Novel Fe–Mn–Zn–Ti–O mixed-metal oxides for the low-temperature removal of H2S from gas streams in the presence of H2, CO2, and H2O

The efficiency of Fe–Mn–Zn–Ti–O mixed-metal oxides of varying composition prepared by sol–gel methods toward removal of H2S from a gas mixture containing 0.06 vol% H2S, 25 vol% H2, 7.5 vol% CO2, and 1–3 vol% H2O was studied in the 25–100 °C range. In particular, the effects of the Fe/Mn molar ratio in the Fe–Mn–Zn–Ti–O solids on the H2S uptake and regeneration performance of the solids were studied. The nominal chemical composition (metal mol%) of the Fe–Mn–Zn–Ti–O solids was found to strongly influence the chemical composition, particle size, and morphology of the crystal phases formed. It was found that the 5 Fe–15 Mn–40 Zn–40 Ti–O mixed-metal oxide provides the highest H2S uptake as fresh and after regeneration in 20% O2/He gas mixture in the 500–750 °C range compared with the other solids investigated. It was also found that 5 Fe–15 Mn–40 Zn–40 Ti–O exhibits higher H2S uptake than a commercial Ni-based H2S adsorbent in the 25–50 °C range.
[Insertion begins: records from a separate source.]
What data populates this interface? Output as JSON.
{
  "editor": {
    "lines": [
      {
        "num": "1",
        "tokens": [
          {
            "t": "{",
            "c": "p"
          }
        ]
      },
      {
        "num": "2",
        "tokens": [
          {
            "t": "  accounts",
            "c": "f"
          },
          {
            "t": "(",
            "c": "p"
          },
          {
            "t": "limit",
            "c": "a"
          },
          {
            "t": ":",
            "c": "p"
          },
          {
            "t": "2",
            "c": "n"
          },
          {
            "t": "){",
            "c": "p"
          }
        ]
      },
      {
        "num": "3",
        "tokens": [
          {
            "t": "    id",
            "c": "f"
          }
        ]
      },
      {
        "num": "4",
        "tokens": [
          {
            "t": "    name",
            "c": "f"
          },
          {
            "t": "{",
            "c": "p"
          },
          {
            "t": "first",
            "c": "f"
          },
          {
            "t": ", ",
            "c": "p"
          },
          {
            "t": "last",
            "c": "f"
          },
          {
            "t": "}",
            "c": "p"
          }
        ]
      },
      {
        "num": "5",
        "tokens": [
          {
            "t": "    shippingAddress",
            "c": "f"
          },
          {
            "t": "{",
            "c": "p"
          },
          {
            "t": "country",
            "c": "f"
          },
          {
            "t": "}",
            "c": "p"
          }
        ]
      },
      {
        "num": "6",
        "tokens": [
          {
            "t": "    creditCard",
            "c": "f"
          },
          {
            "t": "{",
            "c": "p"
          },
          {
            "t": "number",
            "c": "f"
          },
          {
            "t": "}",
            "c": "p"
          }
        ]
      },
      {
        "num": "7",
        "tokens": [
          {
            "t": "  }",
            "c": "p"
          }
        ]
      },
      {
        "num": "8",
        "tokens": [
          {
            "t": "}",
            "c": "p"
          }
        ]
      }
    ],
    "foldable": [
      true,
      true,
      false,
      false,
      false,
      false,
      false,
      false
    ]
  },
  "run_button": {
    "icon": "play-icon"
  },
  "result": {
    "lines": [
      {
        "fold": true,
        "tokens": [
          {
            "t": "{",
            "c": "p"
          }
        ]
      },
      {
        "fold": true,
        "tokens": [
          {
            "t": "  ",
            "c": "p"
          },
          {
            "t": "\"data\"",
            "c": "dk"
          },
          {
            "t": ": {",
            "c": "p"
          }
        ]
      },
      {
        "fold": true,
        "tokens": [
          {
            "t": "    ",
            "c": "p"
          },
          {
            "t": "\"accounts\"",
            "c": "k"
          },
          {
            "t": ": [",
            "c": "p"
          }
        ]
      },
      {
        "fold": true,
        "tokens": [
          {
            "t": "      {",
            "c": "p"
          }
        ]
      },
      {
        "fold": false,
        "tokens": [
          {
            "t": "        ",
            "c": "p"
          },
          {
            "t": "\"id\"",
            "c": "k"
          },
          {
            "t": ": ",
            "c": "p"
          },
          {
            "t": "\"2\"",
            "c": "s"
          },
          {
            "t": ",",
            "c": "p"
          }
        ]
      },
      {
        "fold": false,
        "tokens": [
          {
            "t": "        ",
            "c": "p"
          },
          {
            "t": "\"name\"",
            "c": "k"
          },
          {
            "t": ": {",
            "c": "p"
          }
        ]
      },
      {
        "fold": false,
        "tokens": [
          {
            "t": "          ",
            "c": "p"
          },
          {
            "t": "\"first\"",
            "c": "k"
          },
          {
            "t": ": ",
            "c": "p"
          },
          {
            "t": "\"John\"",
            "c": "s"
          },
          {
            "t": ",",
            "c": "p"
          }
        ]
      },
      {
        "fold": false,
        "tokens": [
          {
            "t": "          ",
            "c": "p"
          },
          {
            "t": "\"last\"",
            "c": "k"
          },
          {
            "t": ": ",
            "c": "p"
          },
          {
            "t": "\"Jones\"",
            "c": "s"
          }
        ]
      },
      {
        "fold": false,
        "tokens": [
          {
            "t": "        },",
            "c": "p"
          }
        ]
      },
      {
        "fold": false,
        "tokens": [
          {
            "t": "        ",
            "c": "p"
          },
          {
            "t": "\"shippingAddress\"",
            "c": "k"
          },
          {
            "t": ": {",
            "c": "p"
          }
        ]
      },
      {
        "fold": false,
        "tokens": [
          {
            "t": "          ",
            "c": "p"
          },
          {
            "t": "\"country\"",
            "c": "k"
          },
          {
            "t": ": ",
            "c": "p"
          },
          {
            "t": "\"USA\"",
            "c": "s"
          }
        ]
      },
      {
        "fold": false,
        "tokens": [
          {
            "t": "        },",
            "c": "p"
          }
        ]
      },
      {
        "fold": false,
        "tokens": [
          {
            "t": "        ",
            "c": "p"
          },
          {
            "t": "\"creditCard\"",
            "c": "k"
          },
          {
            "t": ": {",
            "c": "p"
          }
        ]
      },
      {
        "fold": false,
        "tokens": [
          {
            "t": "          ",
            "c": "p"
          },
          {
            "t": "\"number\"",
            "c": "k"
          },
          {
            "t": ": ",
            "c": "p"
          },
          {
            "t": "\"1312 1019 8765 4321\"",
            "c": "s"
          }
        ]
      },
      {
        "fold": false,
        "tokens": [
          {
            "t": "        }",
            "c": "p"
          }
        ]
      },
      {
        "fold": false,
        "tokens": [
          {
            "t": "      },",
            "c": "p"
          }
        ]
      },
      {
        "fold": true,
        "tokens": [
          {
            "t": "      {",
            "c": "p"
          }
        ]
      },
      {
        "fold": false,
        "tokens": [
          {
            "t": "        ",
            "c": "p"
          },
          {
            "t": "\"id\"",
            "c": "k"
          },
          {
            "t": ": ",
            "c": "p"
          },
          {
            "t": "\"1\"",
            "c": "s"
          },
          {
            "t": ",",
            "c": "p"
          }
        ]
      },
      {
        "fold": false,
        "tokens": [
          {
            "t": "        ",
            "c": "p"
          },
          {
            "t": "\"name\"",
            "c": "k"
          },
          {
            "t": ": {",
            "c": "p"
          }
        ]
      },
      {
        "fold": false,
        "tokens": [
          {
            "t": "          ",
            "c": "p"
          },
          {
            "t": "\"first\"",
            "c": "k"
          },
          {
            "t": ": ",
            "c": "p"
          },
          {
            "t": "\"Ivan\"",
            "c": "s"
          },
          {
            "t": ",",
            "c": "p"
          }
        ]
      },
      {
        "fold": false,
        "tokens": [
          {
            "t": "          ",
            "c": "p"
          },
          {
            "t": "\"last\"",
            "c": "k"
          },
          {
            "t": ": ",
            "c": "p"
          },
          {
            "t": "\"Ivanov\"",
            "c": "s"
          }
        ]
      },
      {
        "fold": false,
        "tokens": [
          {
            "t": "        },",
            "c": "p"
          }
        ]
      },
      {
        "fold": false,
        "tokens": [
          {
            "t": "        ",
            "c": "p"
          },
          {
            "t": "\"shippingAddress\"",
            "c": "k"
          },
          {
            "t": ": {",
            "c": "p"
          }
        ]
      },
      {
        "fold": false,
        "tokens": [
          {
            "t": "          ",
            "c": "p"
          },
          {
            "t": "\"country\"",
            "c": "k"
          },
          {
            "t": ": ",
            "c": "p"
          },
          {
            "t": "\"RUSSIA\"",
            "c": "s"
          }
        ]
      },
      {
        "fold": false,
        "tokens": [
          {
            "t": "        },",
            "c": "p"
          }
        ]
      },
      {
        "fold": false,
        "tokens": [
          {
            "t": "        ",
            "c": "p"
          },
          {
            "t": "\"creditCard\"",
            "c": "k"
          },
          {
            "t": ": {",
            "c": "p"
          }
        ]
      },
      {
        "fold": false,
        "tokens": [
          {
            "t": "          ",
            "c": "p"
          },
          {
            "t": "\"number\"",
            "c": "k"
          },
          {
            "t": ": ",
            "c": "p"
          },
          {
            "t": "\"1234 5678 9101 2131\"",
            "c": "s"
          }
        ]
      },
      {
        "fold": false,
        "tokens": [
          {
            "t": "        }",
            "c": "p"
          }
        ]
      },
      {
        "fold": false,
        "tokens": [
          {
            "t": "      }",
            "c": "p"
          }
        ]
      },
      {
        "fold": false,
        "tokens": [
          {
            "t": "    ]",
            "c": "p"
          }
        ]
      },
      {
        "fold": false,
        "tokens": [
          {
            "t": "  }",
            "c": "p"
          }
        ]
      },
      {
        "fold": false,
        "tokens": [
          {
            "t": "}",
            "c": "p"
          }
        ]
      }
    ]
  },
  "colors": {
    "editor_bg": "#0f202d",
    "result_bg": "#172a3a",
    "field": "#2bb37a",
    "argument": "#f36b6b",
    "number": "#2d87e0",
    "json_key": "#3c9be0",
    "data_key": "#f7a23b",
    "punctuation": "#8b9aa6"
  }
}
In particular, a three times greater H2S uptake at 25 °C compared with that on the commercial adsorbent was found. The effectiveness of the regeneration procedure of 5 Fe–15 Mn–40 Zn–40 Ti–O solid after complete sulfidation was found to be in the 48–82% range, depending on the sulfidation temperature and regeneration conditions applied. A detailed characterization of the fresh, sulfided, and regenerated 5 Fe–15 Mn–40 Zn–40 Ti–O and 20 Fe– 40 Zn–40 Ti–O solids, which exhibited the best and worst H2S uptake performance, respectively, using BET, XRD, Raman, XPS, and Mössbauer techniques revealed important information on the sulfidation mechanism. The present work provides new fundamental knowledge that could trigger further research efforts toward the development of alternative mixed metal oxides not based on toxic chromia (Cr2O3–Fe2O3/α-Al2O3), which is used today in several industrial plants for the catalytic oxidation of H2S (Claus process).